<h3><b>Train a Neural Machine Translation model using attention mechanism to enhance it's performance.</b></h3>

<h4><i>0. Setup </i></h4>

In [1]:
import os
import numpy as np
import tensorflow as tf

from model import Translator
from model import masked_loss, masked_acc 
from nmt_dataset import DatasetConfig
from nmt_dataset import load_dataset
from nmt_dataset import decode

<h4><i>1. Load dataset. </i></h4>

In [2]:
# define dataset loading config
ds_config = DatasetConfig(
    vocab_size=25_000,
    max_sequence_len=45,
    batch_size=32,
    inputs_preprocessor=None,
    targets_preprocessor=None,
)

In [3]:
# load dataset

print("loading dataset and tokenizers ...", end=" ")
dataset, inputs_vectorizer, targets_vectorizer = load_dataset(
    config=ds_config
)
print("done.")

loading dataset and tokenizers ... done.


In [4]:
# a quick glance at dataset's input and output structure.

for inputs, outputs in dataset.take(1):
    enc_input, dec_input = inputs["enc_inputs"], inputs["dec_inputs"]
    print(f"encoder input shape:{'':2} {enc_input.shape}")
    print(f"decoder input shape:{'':2} {dec_input.shape}")
    print(f"output target shape:{'':2} {outputs.shape}")

encoder input shape:   (32, 45)
decoder input shape:   (32, 44)
output target shape:   (32, 44)


<h4><i>2. Make a new model. </i></h4>

In [5]:
nmt_model = Translator(
    inputs_vectorizer,
    targets_vectorizer,
    units=512,
    attn_num_heads=6,
)

<h4><i>3. Compile and train the model. </i></h4>

In [7]:
# Compile the Model
nmt_model.compile(optimizer="adam", loss=masked_loss, metrics=[masked_loss, masked_acc])

In [8]:
# Fit the model.
history = nmt_model.fit(dataset, epochs=20)

Epoch 1/20
Epoch 2/20
Epoch 3/20
Epoch 4/20
Epoch 5/20
Epoch 6/20
Epoch 7/20
Epoch 8/20
Epoch 9/20
Epoch 10/20
Epoch 11/20
Epoch 12/20
Epoch 13/20
Epoch 14/20
Epoch 15/20
Epoch 16/20
Epoch 17/20
Epoch 18/20
Epoch 19/20
Epoch 20/20


<h4><i>4. Save the model. </i></h4>

In [None]:
nmt_model.save("persian_to_english_nmt_model")
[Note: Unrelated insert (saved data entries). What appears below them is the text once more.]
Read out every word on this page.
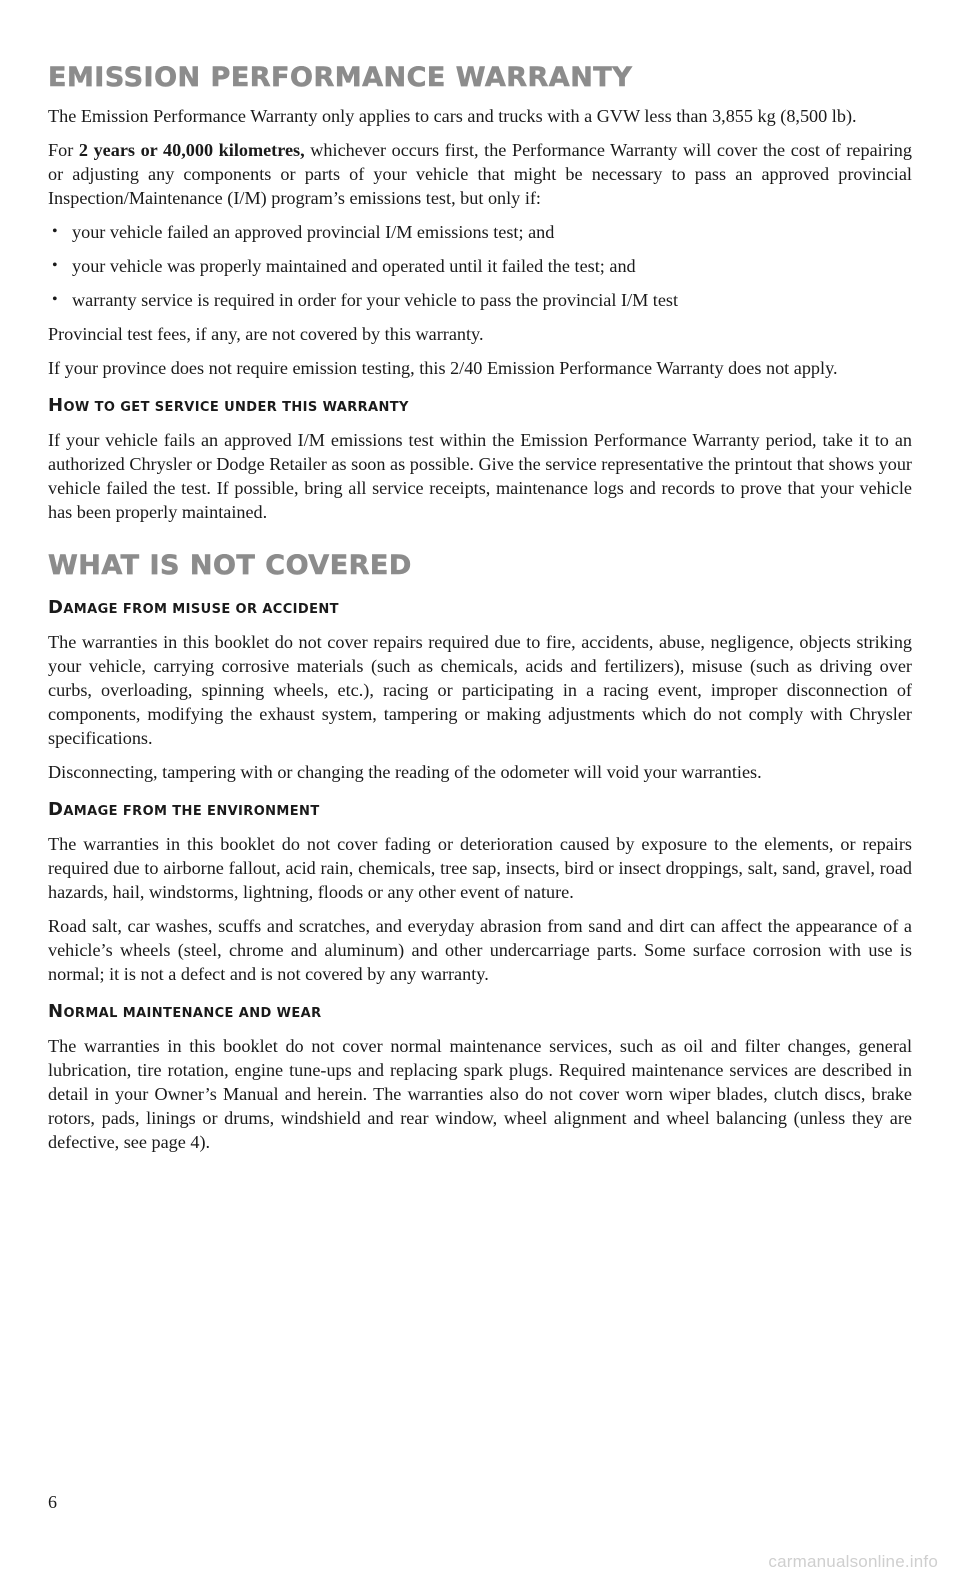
EMISSION PERFORMANCE WARRANTY

The Emission Performance Warranty only applies to cars and trucks with a GVW less than 3,855 kg (8,500 lb).

For 2 years or 40,000 kilometres, whichever occurs first, the Performance Warranty will cover the cost of repairing or adjusting any components or parts of your vehicle that might be necessary to pass an approved provincial Inspection/Maintenance (I/M) program’s emissions test, but only if:

• your vehicle failed an approved provincial I/M emissions test; and
• your vehicle was properly maintained and operated until it failed the test; and
• warranty service is required in order for your vehicle to pass the provincial I/M test

Provincial test fees, if any, are not covered by this warranty.

If your province does not require emission testing, this 2/40 Emission Performance Warranty does not apply.

HOW TO GET SERVICE UNDER THIS WARRANTY

If your vehicle fails an approved I/M emissions test within the Emission Performance Warranty period, take it to an authorized Chrysler or Dodge Retailer as soon as possible. Give the service representative the printout that shows your vehicle failed the test. If possible, bring all service receipts, maintenance logs and records to prove that your vehicle has been properly maintained.

WHAT IS NOT COVERED
DAMAGE FROM MISUSE OR ACCIDENT

The warranties in this booklet do not cover repairs required due to fire, accidents, abuse, negligence, objects striking your vehicle, carrying corrosive materials (such as chemicals, acids and fertilizers), misuse (such as driving over curbs, overloading, spinning wheels, etc.), racing or participating in a racing event, improper disconnection of components, modifying the exhaust system, tampering or making adjustments which do not comply with Chrysler specifications.

Disconnecting, tampering with or changing the reading of the odometer will void your warranties.

DAMAGE FROM THE ENVIRONMENT

The warranties in this booklet do not cover fading or deterioration caused by exposure to the elements, or repairs required due to airborne fallout, acid rain, chemicals, tree sap, insects, bird or insect droppings, salt, sand, gravel, road hazards, hail, windstorms, lightning, floods or any other event of nature.

Road salt, car washes, scuffs and scratches, and everyday abrasion from sand and dirt can affect the appearance of a vehicle’s wheels (steel, chrome and aluminum) and other undercarriage parts. Some surface corrosion with use is normal; it is not a defect and is not covered by any warranty.

NORMAL MAINTENANCE AND WEAR

The warranties in this booklet do not cover normal maintenance services, such as oil and filter changes, general lubrication, tire rotation, engine tune-ups and replacing spark plugs. Required maintenance services are described in detail in your Owner’s Manual and herein. The warranties also do not cover worn wiper blades, clutch discs, brake rotors, pads, linings or drums, windshield and rear window, wheel alignment and wheel balancing (unless they are defective, see page 4).

6
carmanualsonline.info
<h4><i> 5. Evaluate the model. </i></h4>

In [15]:
texts = ["بگو کجا ", "با تو موافقم", "من داشتم قدم می زدم", " من یک دکتر هستم"]

for t in texts:
    result = nmt_model.translate([t])
    translated = result[0].numpy().decode()
    print(f"{t:10}: {translated}")
    print()

بگو کجا   : say one tell 

با تو موافقم: you can be as you for a bit 

من داشتم قدم می زدم: i love and withered 

 من یک دکتر هستم: i enjoy a doctor 



It seems that the translation of quality is not satisfying. Some potential reason :
    1. Low quality dataset .
    2. Small number of samples.
    3. Training for just a few epochs.